Troika Consulting
Get practical and imaginative help from colleagues immediately
Overview
Peer to peer coaching helps with discovering everyday solutions, revealing patterns, and refining prototypes. This is a simple and effective way to extend coaching support for individuals beyond formal reporting relationships.
How to use it
- Refine skills in asking for help.
- Learn to formulate problems and challenges clearly.
- Refine consulting and listening skills.
- Generate wisdom that helps you work across disciplines and functional silos.
- Actively build trust through mutual support.
- Create conditions for unimagined solutions to emerge.
- Begin and end staff meetings.
- Give participants time to formulate and sift next steps after a presentation.
- At conferences and large group meetings.
How to apply it
Start:
Participants are asked, “What is your challenge? What kind of help do you need?
Setting:
Groups of three, seated, knee-to-knee is preferred.People with diverse backgrounds and perspectives are most helpful. Everyone has an equal opportunity to contribute.
Materials:
- Meld with 15% Solutions: each client shares their 15% Solutions, asking for coaching.

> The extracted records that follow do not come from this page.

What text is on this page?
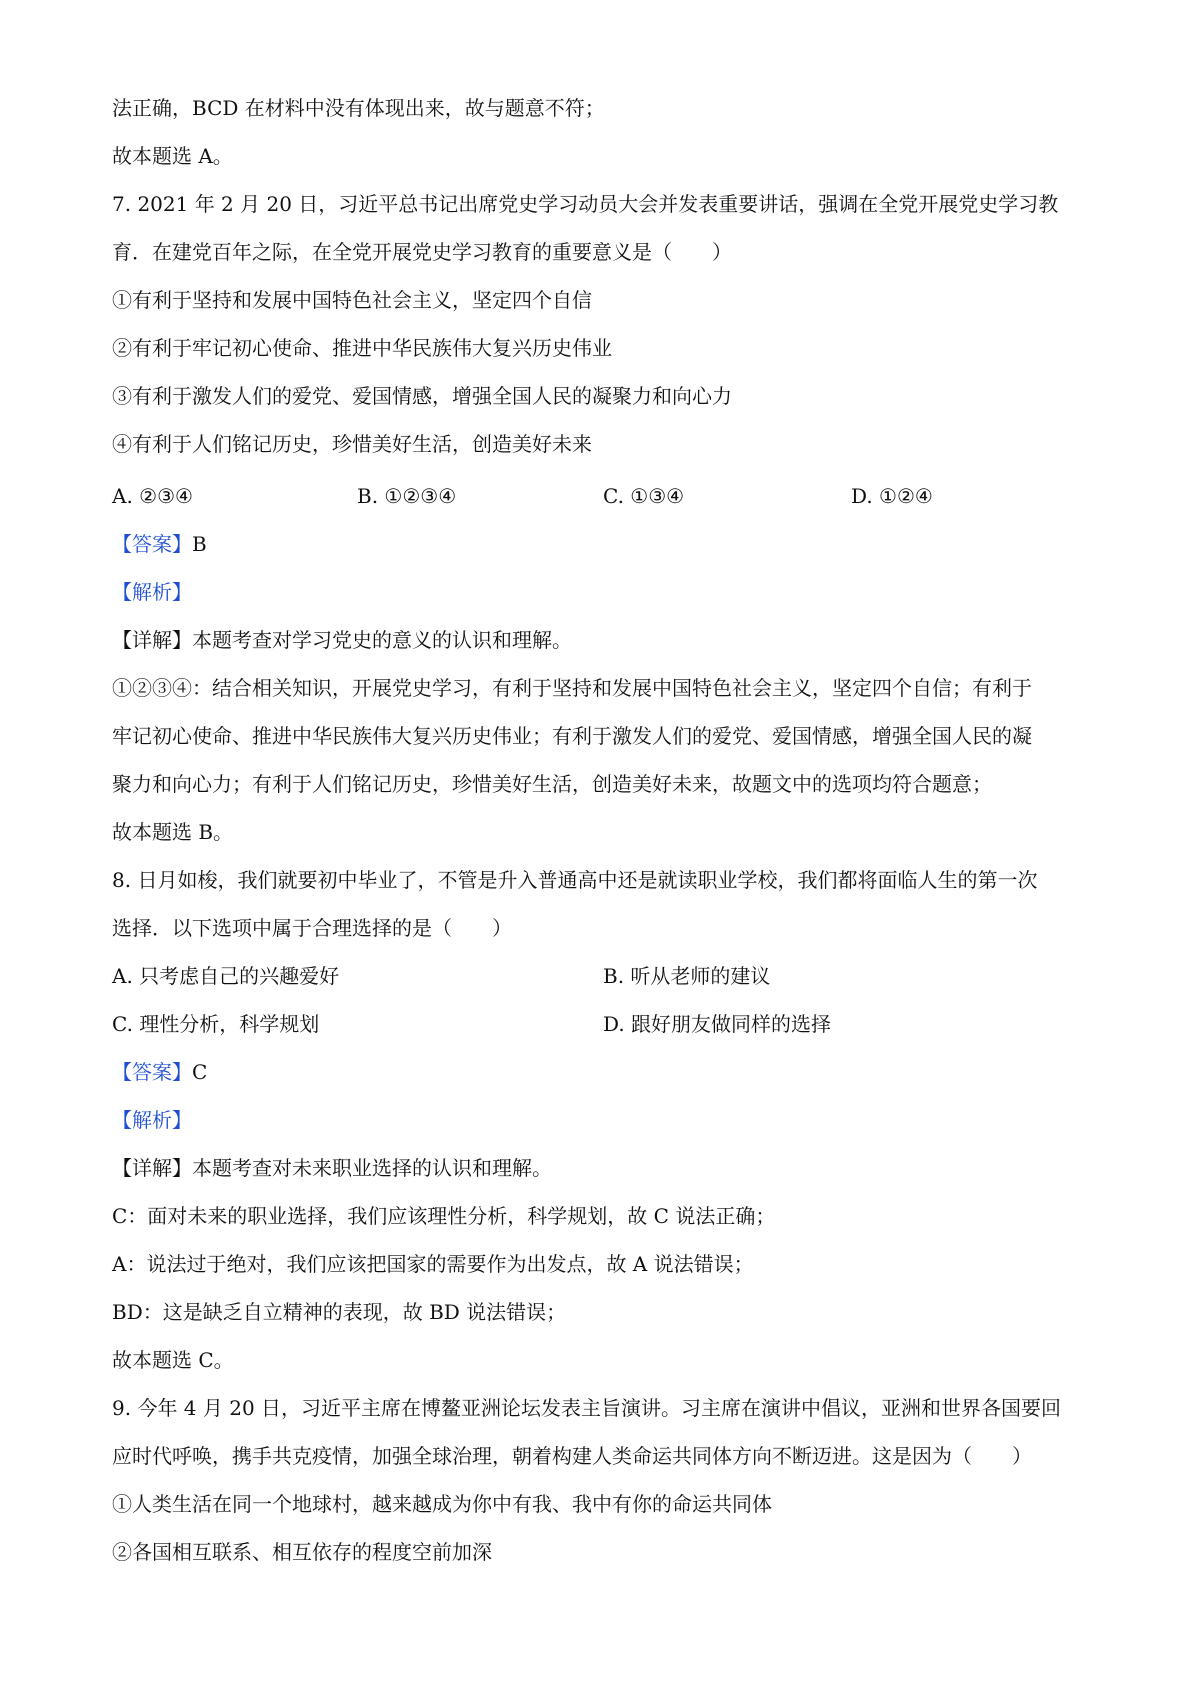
法正确，BCD 在材料中没有体现出来，故与题意不符；
故本题选 A。
7. 2021 年 2 月 20 日，习近平总书记出席党史学习动员大会并发表重要讲话，强调在全党开展党史学习教
育．在建党百年之际，在全党开展党史学习教育的重要意义是（　　）
①有利于坚持和发展中国特色社会主义，坚定四个自信
②有利于牢记初心使命、推进中华民族伟大复兴历史伟业
③有利于激发人们的爱党、爱国情感，增强全国人民的凝聚力和向心力
④有利于人们铭记历史，珍惜美好生活，创造美好未来
A. ②③④	B. ①②③④	C. ①③④	D. ①②④
【答案】B
【解析】
【详解】本题考查对学习党史的意义的认识和理解。
①②③④：结合相关知识，开展党史学习，有利于坚持和发展中国特色社会主义，坚定四个自信；有利于
牢记初心使命、推进中华民族伟大复兴历史伟业；有利于激发人们的爱党、爱国情感，增强全国人民的凝
聚力和向心力；有利于人们铭记历史，珍惜美好生活，创造美好未来，故题文中的选项均符合题意；
故本题选 B。
8. 日月如梭，我们就要初中毕业了，不管是升入普通高中还是就读职业学校，我们都将面临人生的第一次
选择．以下选项中属于合理选择的是（　　）
A. 只考虑自己的兴趣爱好	B. 听从老师的建议
C. 理性分析，科学规划	D. 跟好朋友做同样的选择
【答案】C
【解析】
【详解】本题考查对未来职业选择的认识和理解。
C：面对未来的职业选择，我们应该理性分析，科学规划，故 C 说法正确；
A：说法过于绝对，我们应该把国家的需要作为出发点，故 A 说法错误；
BD：这是缺乏自立精神的表现，故 BD 说法错误；
故本题选 C。
9. 今年 4 月 20 日，习近平主席在博鳌亚洲论坛发表主旨演讲。习主席在演讲中倡议，亚洲和世界各国要回
应时代呼唤，携手共克疫情，加强全球治理，朝着构建人类命运共同体方向不断迈进。这是因为（　　）
①人类生活在同一个地球村，越来越成为你中有我、我中有你的命运共同体
②各国相互联系、相互依存的程度空前加深
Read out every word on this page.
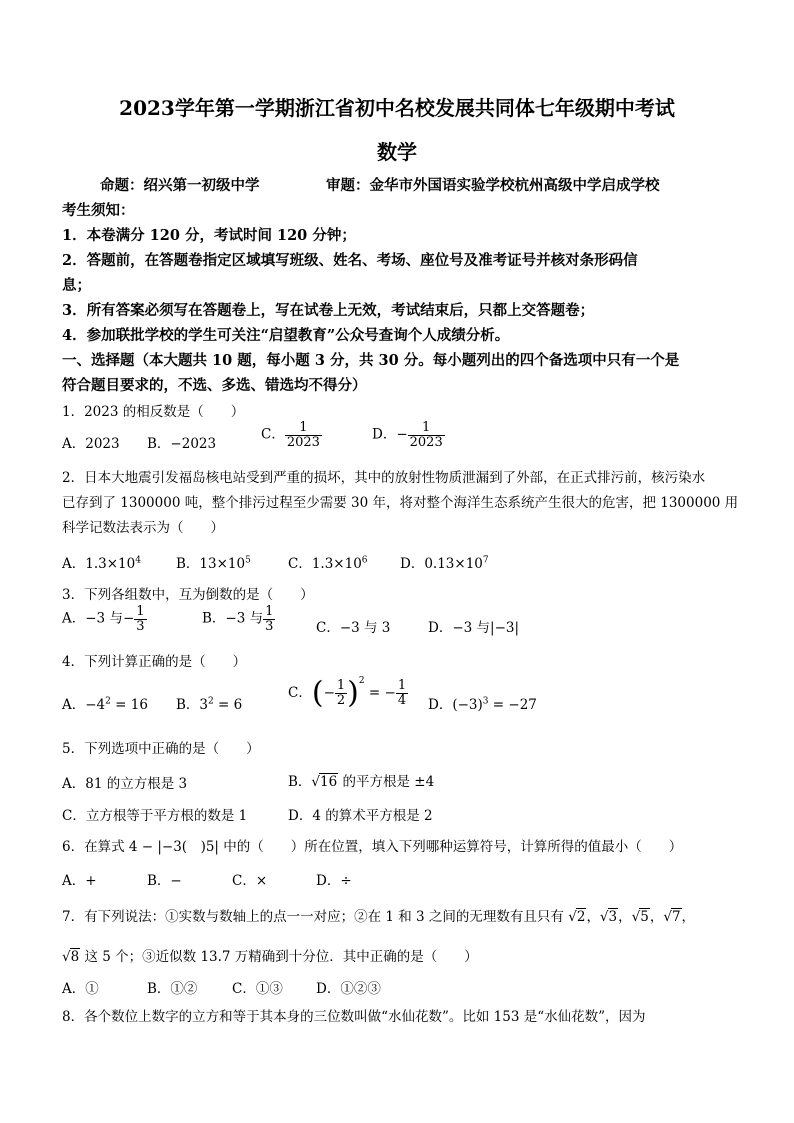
2023学年第一学期浙江省初中名校发展共同体七年级期中考试
数学
命题：绍兴第一初级中学	审题：金华市外国语实验学校杭州高级中学启成学校
考生须知：
1．本卷满分 120 分，考试时间 120 分钟；
2．答题前，在答题卷指定区域填写班级、姓名、考场、座位号及准考证号并核对条形码信
息；
3．所有答案必须写在答题卷上，写在试卷上无效，考试结束后，只都上交答题卷；
4．参加联批学校的学生可关注“启望教育”公众号查询个人成绩分析。
一、选择题（本大题共 10 题，每小题 3 分，共 30 分。每小题列出的四个备选项中只有一个是
符合题目要求的，不选、多选、错选均不得分）
1．2023 的相反数是（　　）
A．2023 B．−2023
C． $\frac{1}{2023}$	D．− $\frac{1}{2023}$
2．日本大地震引发福岛核电站受到严重的损坏，其中的放射性物质泄漏到了外部，在正式排污前，核污染水
已存到了 1300000 吨，整个排污过程至少需要 30 年，将对整个海洋生态系统产生很大的危害，把 1300000 用
科学记数法表示为（　　）
A．$1.3\times 10^4$	B．$13\times 10^5$	C．$1.3\times 10^6$ D．$0.13\times 10^7$
3．下列各组数中，互为倒数的是（　　）
A．−3 与− $\frac{1}{3}$	B．−3 与 $\frac{1}{3}$	C．−3 与 3	D．−3 与|−3|
4．下列计算正确的是（　　）
A．$-4^2 = 16$ B．$3^2 = 6$
C．(− $\frac{1}{2} )^2$ = − $\frac{1}{4}$ D．$(-3)^3 = -27$
5．下列选项中正确的是（　　）
A．81 的立方根是 3	B．√16 的平方根是 ±4
C．立方根等于平方根的数是 1	D．4 的算术平方根是 2
6．在算式 4 − |−3(　)5| 中的（　　）所在位置，填入下列哪种运算符号，计算所得的值最小（　　）
A．+	B．−	C．×	D．÷
7．有下列说法：①实数与数轴上的点一一对应；②在 1 和 3 之间的无理数有且只有 √2，√3，√5，√7，
√8 这 5 个；③近似数 13.7 万精确到十分位．其中正确的是（　　）
A．①	B．①②	C．①③ D．①②③
8．各个数位上数字的立方和等于其本身的三位数叫做“水仙花数”。比如 153 是“水仙花数”，因为
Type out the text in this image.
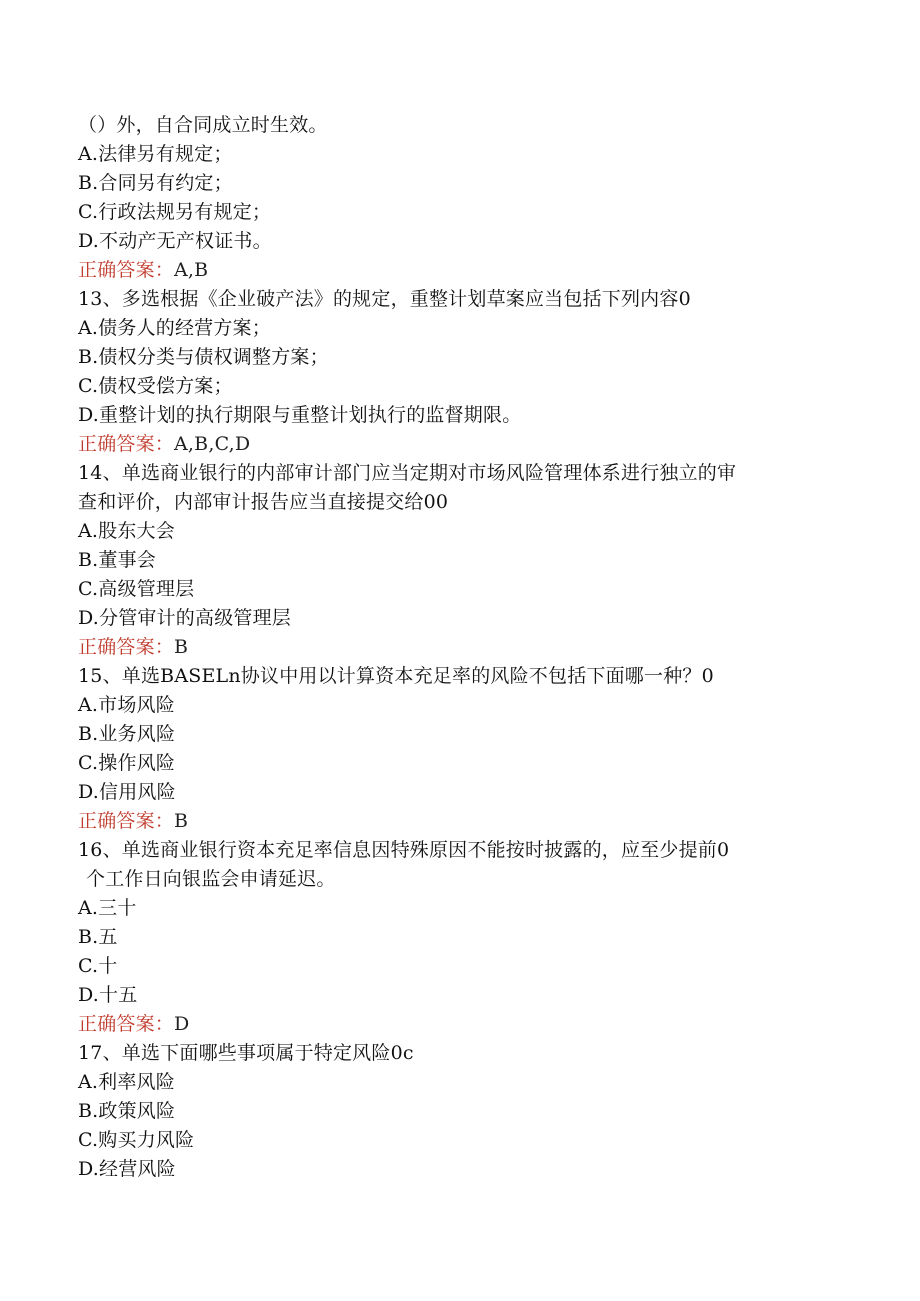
（）外，自合同成立时生效。
A.法律另有规定；
B.合同另有约定；
C.行政法规另有规定；
D.不动产无产权证书。
正确答案：A,B
13、多选根据《企业破产法》的规定，重整计划草案应当包括下列内容0
A.债务人的经营方案；
B.债权分类与债权调整方案；
C.债权受偿方案；
D.重整计划的执行期限与重整计划执行的监督期限。
正确答案：A,B,C,D
14、单选商业银行的内部审计部门应当定期对市场风险管理体系进行独立的审
查和评价，内部审计报告应当直接提交给00
A.股东大会
B.董事会
C.高级管理层
D.分管审计的高级管理层
正确答案：B
15、单选BASELn协议中用以计算资本充足率的风险不包括下面哪一种？0
A.市场风险
B.业务风险
C.操作风险
D.信用风险
正确答案：B
16、单选商业银行资本充足率信息因特殊原因不能按时披露的，应至少提前0
个工作日向银监会申请延迟。
A.三十
B.五
C.十
D.十五
正确答案：D
17、单选下面哪些事项属于特定风险0c
A.利率风险
B.政策风险
C.购买力风险
D.经营风险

- Invite the client to face away from their consultants once the question has been shared and clarified (this deepens curiosity, listening, empathy and risk-taking for all).
- Generate only questions to clarify the challenge: no advice giving (aka Q-Storming).
- Link to Helping Heuristics, Heard Seen Respected (HSR), Five Whys.
Time/Steps:
- 1 minute: Participants reflect on a consulting question they plan to ask (when they are the client).
- 1-2 minutes: One participant (the ‘client’) shares their question with the others, who are ‘consultants’.
- 1-2 minutes: Consultants ask the client clarifying questions.
- 4-5 minutes: Together, the consultants generate ideas, suggestions, coaching advice.
- 1-2 minutes: The client shares what was most valuable about the experience.
- Switch to next person and repeat.
Tips
- Invite mixing of roles within each Troika.
- Try to notice the pattern of support offered. The autopilot is to lovingly provoke by telling the client “what you see that they do not see”.
- If the first round is weak, try again.
- Questions that spark self-understanding or self-correction may be more powerful than advice about what to do.
- Try to stay focused on self-reflection by asking, “What is happening here? How are you experiencing what is happening?”